Dans son ouvrage « Tentative d’épuisement de l’avenir du futur » Rafi Haladjian propose de décomposer le processus d’innovation en couches sur le modèle des réseaux.
I. Le modèles des couches d’innovation
C0 – L’évolution naturelle
La technologie s’installe d’abord via une évolution naturelle
C’est à ce stade initial que naît le besoin d’une évolution technologique pour maintenir cette connexion continue.
C2 – Infrastructure technique en place
Voici la phase où les fondements techniques sont mis en place : protocoles, matériel, et premiers usages concrets.
Par exemple, le passage du Minitel à l’Internet (FranceNet) permet la diffusion massive et la commercialisation des technologies.
C3 – Simplification et adoption massive
Inspirée par Steve Jobs, ici l’innovation est orientée usages optimisés .
L’objectif : anesthésier toute résistance, en rendant la technologie si esthétique et facile qu’elle devient indiscutablement acceptable.
C’est la phase des “technologies à usage général” (general purpose technologies), comme l’iPhone ou les assistants vocaux, qui popularisent massivement une technologie.
C4 – Dérives et usages spécialisés
Une fois installées, ces technologies servent de base à des usages spécifiques, parfois problématiques (désinformation, surveillance, addictions…) .
Les “dérives” font partie du processus, tout comme la pollution l’est dans l’urbanisation.
Réflexion critique et futur
Haladjian anticipe une évolution vers un “Post-Web”, où l’information n’est plus massifiée mais choisie, personnalisée, générée en temps réel par l’IA .
Cette phase accentue la pertinence sur la quantité, marquant une rupture dans notre relation traditionnelle au web.

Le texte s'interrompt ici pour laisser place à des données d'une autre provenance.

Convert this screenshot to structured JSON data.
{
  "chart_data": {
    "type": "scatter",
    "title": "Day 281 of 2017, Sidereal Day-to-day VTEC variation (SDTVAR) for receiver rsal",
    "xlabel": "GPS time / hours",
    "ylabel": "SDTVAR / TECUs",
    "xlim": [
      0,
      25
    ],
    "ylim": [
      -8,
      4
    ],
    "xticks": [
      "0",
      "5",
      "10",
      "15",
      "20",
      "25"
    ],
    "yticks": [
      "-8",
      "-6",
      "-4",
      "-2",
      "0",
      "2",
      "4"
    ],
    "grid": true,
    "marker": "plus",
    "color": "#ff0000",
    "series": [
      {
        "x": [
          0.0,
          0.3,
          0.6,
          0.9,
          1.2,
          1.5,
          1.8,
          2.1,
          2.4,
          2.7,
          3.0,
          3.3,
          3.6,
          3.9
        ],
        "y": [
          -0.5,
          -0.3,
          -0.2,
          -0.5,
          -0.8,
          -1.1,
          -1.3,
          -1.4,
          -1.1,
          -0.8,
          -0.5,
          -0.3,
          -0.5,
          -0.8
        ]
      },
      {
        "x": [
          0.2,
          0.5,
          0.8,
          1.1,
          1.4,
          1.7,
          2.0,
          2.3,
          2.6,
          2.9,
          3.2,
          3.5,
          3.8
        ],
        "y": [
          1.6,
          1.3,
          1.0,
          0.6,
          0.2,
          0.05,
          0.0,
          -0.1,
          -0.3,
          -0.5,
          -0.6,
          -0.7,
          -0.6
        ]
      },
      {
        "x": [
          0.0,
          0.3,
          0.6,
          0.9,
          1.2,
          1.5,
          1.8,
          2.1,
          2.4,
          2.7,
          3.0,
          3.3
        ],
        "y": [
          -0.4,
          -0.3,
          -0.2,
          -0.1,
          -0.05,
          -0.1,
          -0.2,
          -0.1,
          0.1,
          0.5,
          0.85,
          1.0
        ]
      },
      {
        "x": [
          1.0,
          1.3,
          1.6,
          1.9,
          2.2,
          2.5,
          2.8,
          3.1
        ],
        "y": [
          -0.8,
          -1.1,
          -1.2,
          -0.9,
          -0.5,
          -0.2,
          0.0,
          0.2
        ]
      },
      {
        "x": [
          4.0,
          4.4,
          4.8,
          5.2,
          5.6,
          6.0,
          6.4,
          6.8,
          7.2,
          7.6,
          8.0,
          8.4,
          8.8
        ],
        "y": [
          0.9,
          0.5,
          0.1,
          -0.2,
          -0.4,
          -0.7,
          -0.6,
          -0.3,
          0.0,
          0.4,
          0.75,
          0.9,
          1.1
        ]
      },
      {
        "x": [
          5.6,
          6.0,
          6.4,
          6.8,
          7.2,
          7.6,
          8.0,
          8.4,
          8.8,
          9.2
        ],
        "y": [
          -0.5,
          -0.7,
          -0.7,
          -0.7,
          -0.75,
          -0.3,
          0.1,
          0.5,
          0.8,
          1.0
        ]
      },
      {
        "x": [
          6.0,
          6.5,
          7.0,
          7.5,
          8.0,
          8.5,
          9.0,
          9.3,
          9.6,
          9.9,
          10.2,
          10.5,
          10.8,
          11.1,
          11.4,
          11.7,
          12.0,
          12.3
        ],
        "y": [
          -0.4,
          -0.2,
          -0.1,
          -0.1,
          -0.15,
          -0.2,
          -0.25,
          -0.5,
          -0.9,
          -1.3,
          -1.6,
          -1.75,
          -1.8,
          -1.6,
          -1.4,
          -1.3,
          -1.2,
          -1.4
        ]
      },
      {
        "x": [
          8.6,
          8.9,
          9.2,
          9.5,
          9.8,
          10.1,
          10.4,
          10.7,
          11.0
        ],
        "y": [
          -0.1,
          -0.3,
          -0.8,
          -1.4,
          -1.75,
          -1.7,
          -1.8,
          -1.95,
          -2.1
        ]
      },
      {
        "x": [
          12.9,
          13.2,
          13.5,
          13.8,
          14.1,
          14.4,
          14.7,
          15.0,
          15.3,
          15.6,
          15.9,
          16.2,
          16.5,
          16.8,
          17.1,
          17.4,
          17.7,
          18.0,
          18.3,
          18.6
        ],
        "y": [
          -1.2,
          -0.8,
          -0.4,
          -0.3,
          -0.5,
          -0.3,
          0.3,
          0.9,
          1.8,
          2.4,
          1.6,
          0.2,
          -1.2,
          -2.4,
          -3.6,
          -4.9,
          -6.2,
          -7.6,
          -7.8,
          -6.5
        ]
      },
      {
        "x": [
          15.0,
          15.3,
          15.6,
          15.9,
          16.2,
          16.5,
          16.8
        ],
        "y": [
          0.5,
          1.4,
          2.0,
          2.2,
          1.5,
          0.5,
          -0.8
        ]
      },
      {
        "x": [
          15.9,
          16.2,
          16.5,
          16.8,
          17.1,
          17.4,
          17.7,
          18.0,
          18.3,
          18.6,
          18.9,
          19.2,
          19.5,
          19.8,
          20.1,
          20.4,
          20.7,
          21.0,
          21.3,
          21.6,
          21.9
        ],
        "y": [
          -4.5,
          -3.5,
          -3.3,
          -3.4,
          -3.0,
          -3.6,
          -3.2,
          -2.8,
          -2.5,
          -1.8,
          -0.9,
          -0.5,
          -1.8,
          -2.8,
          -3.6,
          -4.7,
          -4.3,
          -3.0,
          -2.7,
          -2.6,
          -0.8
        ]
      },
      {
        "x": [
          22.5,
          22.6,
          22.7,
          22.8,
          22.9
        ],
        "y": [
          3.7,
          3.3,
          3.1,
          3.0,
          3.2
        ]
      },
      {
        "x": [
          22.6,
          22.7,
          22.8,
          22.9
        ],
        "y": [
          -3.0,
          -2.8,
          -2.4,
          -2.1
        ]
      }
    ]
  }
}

Ce modèle éclaire la façon dont, selon Haladjian, l’innovation n’est pas une succession de ruptures brutales, mais un processus fluide en couches successives. Chaque phase est indispensable à la suivante, y compris les excès.

II. Zoom sur la couche C3
La couche C3 correspond au moment où une technologie sort du laboratoire ou du cercle des experts pour devenir massivement adoptée. Ce n’est plus une affaire de technique pure : c’est une affaire d’usage, de design, et de désirabilité.
Il ne suffit plus que la technologie fonctionne, il faut qu’elle fonctionne pour tout le monde, sans effort.

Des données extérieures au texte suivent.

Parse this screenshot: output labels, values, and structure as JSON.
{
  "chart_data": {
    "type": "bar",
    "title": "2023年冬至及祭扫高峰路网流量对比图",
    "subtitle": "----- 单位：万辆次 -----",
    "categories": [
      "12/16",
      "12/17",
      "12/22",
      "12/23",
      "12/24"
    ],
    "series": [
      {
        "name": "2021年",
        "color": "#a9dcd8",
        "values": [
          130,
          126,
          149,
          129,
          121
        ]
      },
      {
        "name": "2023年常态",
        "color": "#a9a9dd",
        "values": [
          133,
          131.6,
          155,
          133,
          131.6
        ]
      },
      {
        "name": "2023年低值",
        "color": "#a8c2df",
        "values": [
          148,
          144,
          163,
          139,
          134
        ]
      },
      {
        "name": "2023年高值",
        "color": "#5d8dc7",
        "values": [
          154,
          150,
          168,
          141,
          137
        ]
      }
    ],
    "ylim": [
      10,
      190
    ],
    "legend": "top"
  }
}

Points clés de la réussite de C3
Simplicité d’usage extrême
Exemples : l’iPhone, le Nabaztag (lapin connecté de Haladjian), les assistants vocaux. C’est le moment où la complexité disparaît derrière l’interface. L’utilisateur n’a pas besoin de comprendre, seulement de cliquer ou parler.
Esthétique et affectivité
Le design devient un levier stratégique. Il ne s’agit plus de convaincre rationnellement, mais de séduire émotionnellement : un objet technologique devient un objet de désir.
Modèle d’appropriation inconsciente
L’innovation C3 s’impose non pas parce qu’elle est nécessaire, mais parce qu’elle est évidente. Cela passe par la suppression du choix : quand tout le monde l’utilise, résister devient presque asocial.
Standardisation et effet de réseau
L’acceptation massive crée des standards implicites : si tout le monde a un smartphone, tout service doit être pensé pour mobile. Cela renforce la centralisation et les géants du numérique (Google, Apple, Amazon).
Limites & Risques
Aliénation par la facilité
L’ultra-simplicité rend les utilisateurs dépendants de systèmes qu’ils ne comprennent plus. La perte de contrôle devient structurelle : « on ne peut plus faire autrement ».
Uniformisation
L’adoption massive conduit à une standardisation culturelle, où les marges d’innovation deviennent plus fines. Ce que Haladjian qualifie d’“épuisement” : tout devient prévisible et optimisé, mais sans surprise.
Technologies “invisibles” mais intrusives
Exemple : la reconnaissance vocale intégrée dans des objets domestiques. Ce que C3 gagne en ergonomie, elle peut le perdre en respect de la vie privée.
Le point de bascule
La couche C3 est le point de bascule entre invention et transformation sociale.
Elle permet de passer de la technologie potentielle à la technologie normale. Sans C3, il n’y a pas de révolution numérique réelle — seulement des gadgets.
Haladjian suggère que ce n’est pas la technologie qui change le monde, mais l’usage qu’on en fait et C3 est le moment où cet usage devient collectif, insidieux, et irréversible.